Valio dairy farms produce around 80 percent of Finnish milk. In Finland, Valio sources its milk from its owner farms, while in Estonia milk is sourced from local producers in accordance with defined quality requirements.

== Operations ==
Valio operates production plants in Finland and Estonia. All products manufactured for sale in Finland and for export are produced using Finnish milk at the company's 13 production plants. In Finland, the milk used in production is sourced from Valio’s Finnish owner‑entrepreneur farms, while in Estonia milk is sourced from partner producers whose quality is subject to ongoing monitoring. Valio subsidiaries operate in Sweden, China, and the United States. Valio exports its products to around 50 countries. Its exports include milk and whey powders and butter for the food and baby food industries, as well as consumer products.

Valio’s innovation activity has been influenced by scientific research, including the work of Nobel Prize–winning chemist Artturi Ilmari Virtanen, who previously led the company’s laboratory. The company continues to emphasize product development and technological innovation and holds more than 300 patents worldwide.

== Sustainability ==
Valio states that responsibility for the environment, the economy, people, and society is integrated into its operations. According to the company, the cornerstones of its sustainability approach include the cooperative ownership model, animal welfare, and sustainable milk production. Valio has outlined efforts aimed at reducing the environmental and climate impacts of food production, including emission reductions, the expansion of carbon sinks, the promotion of biodiversity, and the development of circular economy solutions.

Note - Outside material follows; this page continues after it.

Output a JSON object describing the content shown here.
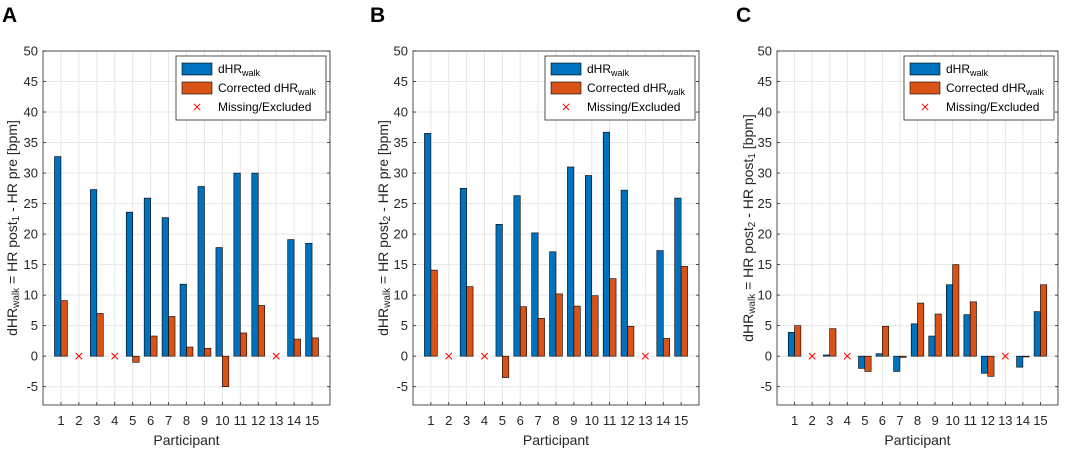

Animal welfare is described by the company as a central element of its operations. Valio has indicated a focus on animal health, living conditions, and nutrition at Valio dairy farms. Responsible operations at Valio also include food safety, resource‑efficient production, and packaging development. According to the company, packaging is designed to protect product safety and shelf life while keeping environmental impacts as low as possible. Valio publishes an annual sustainability report covering environmental, social, and animal‑welfare‑related topics.